Changing Baits

Houston was hot, hot and more hotter, humidity and all, when Richard Foster called me one evening and said we should go out to Lake Houston, rent us a boat and try and catch some bass. A little background, the next week, the summer of 1958, I would be going to ROTC summer camp and the week after that, Richard, a newly commissioned 2/Lt. would be reporting to a basic training company at Ft. Hood.

In Richard’s jeep, the next morning, before the sun was up, we pulled into the parking lot of the main bait camp at the lake. For $2.00, a princely sum then, we rented a 14-foot boat, then attached my 5-horse motor, loaded our gear and were off.
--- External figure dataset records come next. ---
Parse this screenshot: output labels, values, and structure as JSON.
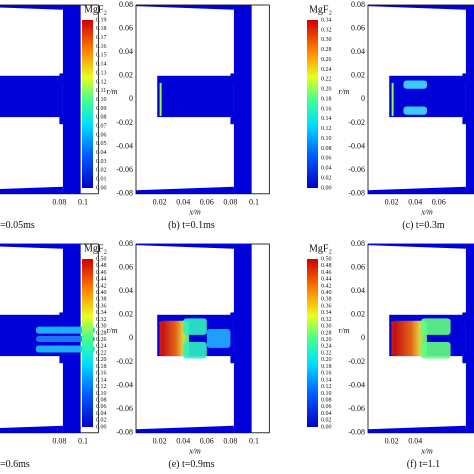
{
  "panels": [
    {
      "caption": "=0.05ms",
      "xticks": [
        "0.08",
        "0.1"
      ],
      "yticks": [],
      "colorbar": {
        "label": "MgF₂",
        "ticks": [
          "0.19",
          "0.18",
          "0.17",
          "0.16",
          "0.15",
          "0.14",
          "0.13",
          "0.12",
          "0.11",
          "0.10",
          "0.09",
          "0.08",
          "0.07",
          "0.06",
          "0.05",
          "0.04",
          "0.03",
          "0.02",
          "0.01",
          "0.00"
        ]
      }
    },
    {
      "caption": "(b) t=0.1ms",
      "xticks": [
        "0.02",
        "0.04",
        "0.06",
        "0.08",
        "0.1"
      ],
      "ylabel": "r/m",
      "xlabel": "x/m",
      "yticks": [
        "0.08",
        "0.06",
        "0.04",
        "0.02",
        "0",
        "-0.02",
        "-0.04",
        "-0.06",
        "-0.08"
      ],
      "colorbar": {
        "label": "MgF₂",
        "ticks": [
          "0.34",
          "0.32",
          "0.30",
          "0.28",
          "0.26",
          "0.24",
          "0.22",
          "0.20",
          "0.18",
          "0.16",
          "0.14",
          "0.12",
          "0.10",
          "0.08",
          "0.06",
          "0.04",
          "0.02",
          "0.00"
        ]
      }
    },
    {
      "caption": "(c) t=0.3m",
      "xticks": [
        "0.02",
        "0.04",
        "0.06"
      ],
      "ylabel": "r/m",
      "xlabel": "x/m",
      "yticks": [
        "0.08",
        "0.06",
        "0.04",
        "0.02",
        "0",
        "-0.02",
        "-0.04",
        "-0.06",
        "-0.08"
      ]
    },
    {
      "caption": "=0.6ms",
      "xticks": [
        "0.08",
        "0.1"
      ],
      "yticks": [],
      "colorbar": {
        "label": "MgF₂",
        "ticks": [
          "0.50",
          "0.48",
          "0.46",
          "0.44",
          "0.42",
          "0.40",
          "0.38",
          "0.36",
          "0.34",
          "0.32",
          "0.30",
          "0.28",
          "0.26",
          "0.24",
          "0.22",
          "0.20",
          "0.18",
          "0.16",
          "0.14",
          "0.12",
          "0.10",
          "0.08",
          "0.06",
          "0.04",
          "0.02",
          "0.00"
        ]
      }
    },
    {
      "caption": "(e) t=0.9ms",
      "xticks": [
        "0.02",
        "0.04",
        "0.06",
        "0.08",
        "0.1"
      ],
      "ylabel": "r/m",
      "xlabel": "x/m",
      "yticks": [
        "0.08",
        "0.06",
        "0.04",
        "0.02",
        "0",
        "-0.02",
        "-0.04",
        "-0.06",
        "-0.08"
      ],
      "colorbar": {
        "label": "MgF₂",
        "ticks": [
          "0.50",
          "0.48",
          "0.46",
          "0.44",
          "0.42",
          "0.40",
          "0.38",
          "0.36",
          "0.34",
          "0.32",
          "0.30",
          "0.28",
          "0.26",
          "0.24",
          "0.22",
          "0.20",
          "0.18",
          "0.16",
          "0.14",
          "0.12",
          "0.10",
          "0.08",
          "0.06",
          "0.04",
          "0.02",
          "0.00"
        ]
      }
    },
    {
      "caption": "(f) t=1.1",
      "xticks": [
        "0.02",
        "0.04"
      ],
      "ylabel": "r/m",
      "xlabel": "x/m",
      "yticks": [
        "0.08",
        "0.06",
        "0.04",
        "0.02",
        "0",
        "-0.02",
        "-0.04",
        "-0.06",
        "-0.08"
      ]
    }
  ]
}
Just as the sun was coming up, our first stop was at a likely looking point and dragging our artificials, we were using Bomber baits, the first bait that under the water would crawl down a slope.
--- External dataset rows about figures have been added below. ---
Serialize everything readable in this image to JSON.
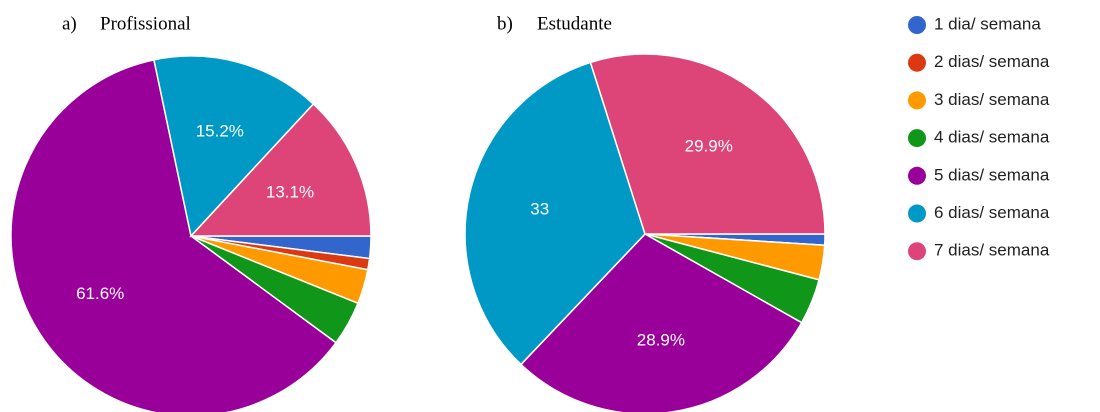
{
  "chart_data": [
    {
      "type": "pie",
      "label": "a)",
      "title": "Profissional",
      "values": [
        2.0,
        1.0,
        3.1,
        4.0,
        61.6,
        15.2,
        13.1
      ],
      "value_labels": [
        null,
        null,
        null,
        null,
        "61.6%",
        "15.2%",
        "13.1%"
      ],
      "start_angle": 90
    },
    {
      "type": "pie",
      "label": "b)",
      "title": "Estudante",
      "values": [
        1.0,
        0,
        3.1,
        4.1,
        28.9,
        33,
        29.9
      ],
      "value_labels": [
        null,
        null,
        null,
        null,
        "28.9%",
        "33",
        "29.9%"
      ],
      "start_angle": 90
    }
  ],
  "legend": {
    "labels": [
      "1 dia/ semana",
      "2 dias/ semana",
      "3 dias/ semana",
      "4 dias/ semana",
      "5 dias/ semana",
      "6 dias/ semana",
      "7 dias/ semana"
    ],
    "colors": [
      "#3366cc",
      "#dc3912",
      "#ff9900",
      "#109618",
      "#990099",
      "#0099c6",
      "#dd4477"
    ]
  }
}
Richard connected first, a 2 pounder that jumped twice and it wasn’t long until I duplicated his feat. Lake Houston, at the time a 5, year old impoundment on the San Jacinto River, northeast of Houston, was the city’s primary water supply, now this has been supplanted by Lake Livingston. Lake Houston was about 15 miles, as the crow flies, from San Jacinto Battleground, where Sam Houston and his small band of Texians whipped Santa Anna. More casts and no luck, so we moved along to another likely looking place.
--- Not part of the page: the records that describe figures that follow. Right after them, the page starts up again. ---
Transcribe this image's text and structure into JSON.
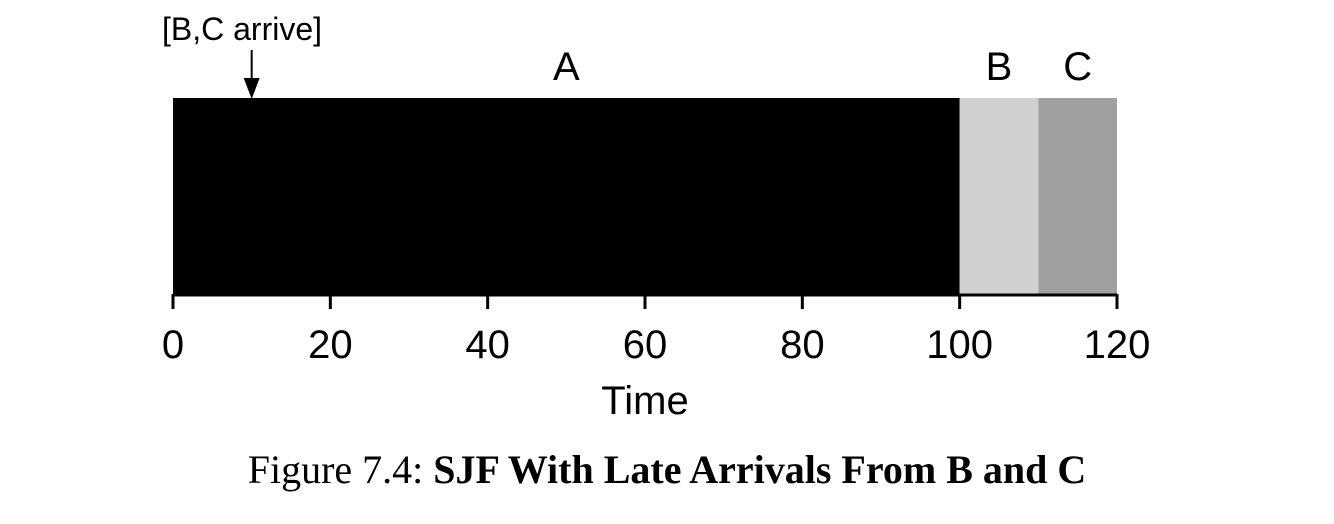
{
  "chart_data": {
    "type": "bar",
    "orientation": "horizontal",
    "subtype": "timeline",
    "xlabel": "Time",
    "xlim": [
      0,
      120
    ],
    "xticks": [
      0,
      20,
      40,
      60,
      80,
      100,
      120
    ],
    "grid": false,
    "segments": [
      {
        "name": "A",
        "start": 0,
        "end": 100,
        "color": "#000000"
      },
      {
        "name": "B",
        "start": 100,
        "end": 110,
        "color": "#d0d0d0"
      },
      {
        "name": "C",
        "start": 110,
        "end": 120,
        "color": "#a0a0a0"
      }
    ],
    "annotations": [
      {
        "text": "[B,C arrive]",
        "x": 10
      }
    ]
  },
  "caption": {
    "prefix": "Figure 7.4:",
    "title": "SJF With Late Arrivals From B and C"
  }
}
This one was along a bank that we could drift down, we hadn’t thought about a trolling motor back then and changing baits to a Pico Perch, an under water bait that you could vary the retrieve and it would change depths. We were using a medium retrieve that would run the bait at about 2-3 feet and we hit the fish here. Connecting first, I landed an estimated 3 pounder and on to my stringer it went, then Richard nailed another 2 pounder. Several fish later, the action stopped.

The sun was well up, probably around 8:30, so we switched baits to yellow, Piggy Boats, this spinner bait has been around since I started bass fishing in 1950. The company was bought out by H & H Company, but is now owned by Academy, a regional sporting goods company. This change of baits worked well for us and we picked up 4 more bass.

It was getting steamy so we motored on in, cleaned the fish and headed back home toward southwest Houston. Back then, we didn’t have fish finders, trolling motors, live wells to keep the fish in, fancy baits that would run at certain depths, but we still caught fish. In fact, TV was still in its infancy, no PC’s, no cell phones, no internet, no freeways, but we still made do!